New 5G services require an end-to-end latency of less than 10 ms. Analysts propose that latency for the transmission part cannot exceed 5 ms. Huawei uses L3 microwave to achieve the shortest forwarding path, thus reducing end-to-end link latency and improving coordination gains between wireless sites and user experience. Additionally, Huawei chips shorten the single-hop latency of 50% of microwave links to 50 μs, further meeting low-latency service requirements in the 5G era.

Flex O&M

“SDN on a microwave link can automatically re-route traffic in peak times with congested links in order to keep data traffic flowing. It also can make the network more efficient and keep operational costs in check by managing link usage and adjusting traffic to one or more links. Huawei has shown that by moving traffic off of a spare link and adjusting modulation and transmit power during off-peak times, operators can realize a 15-20% savings in power consumption costs.”
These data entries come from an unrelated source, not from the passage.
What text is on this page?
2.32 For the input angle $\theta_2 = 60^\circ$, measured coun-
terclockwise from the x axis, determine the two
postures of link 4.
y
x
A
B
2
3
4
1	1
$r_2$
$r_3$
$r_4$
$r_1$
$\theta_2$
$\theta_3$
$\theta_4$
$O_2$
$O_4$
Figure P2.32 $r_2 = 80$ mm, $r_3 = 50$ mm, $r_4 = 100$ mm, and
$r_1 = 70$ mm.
The article highlights how networks in the 5G era must provide more flexible and intelligent O&M as services increase and networks become more complex. Huawei addresses O&M requirements in the 5G era in many aspects. Huawei uses service traffic optimization technologies to maximize network values, E2E service deployment solution to improve deployment efficiency, automatic network configuration solution to simplify network upgrades, and energy consumption management to reduce power consumption costs by adjusting the transmit power during off-peak hours.

Conclusion

“5G is a new frontier that will connect people and things on a massive scale. In order to achieve this, a completely new mobile data network will need to be built that caters to the multitude of applications 5G offers. This new network will require a multi-gigabit high capacity, extremely low latency, and flexible SDN managed mobile backhaul component – and this is exactly what the recent innovations in microwave have achieved. Microwave manufacturers, together with carriers, are building solutions that not only meet these challenges, but scale into the foreseeable future.”

“Leading microwave manufacturers have 5G strategies in place, each meeting various needs of the highly anticipated 5G network today and for the foreseeable future.”

Huawei’s “#Multi-wave, ready for 5G” strategy puts Huawei at the forefront of microwave #5G backhaul evolution. This will allow us to help our customers achieve tackle high bearer requirements in the 5G era and confidently meet any future challenges.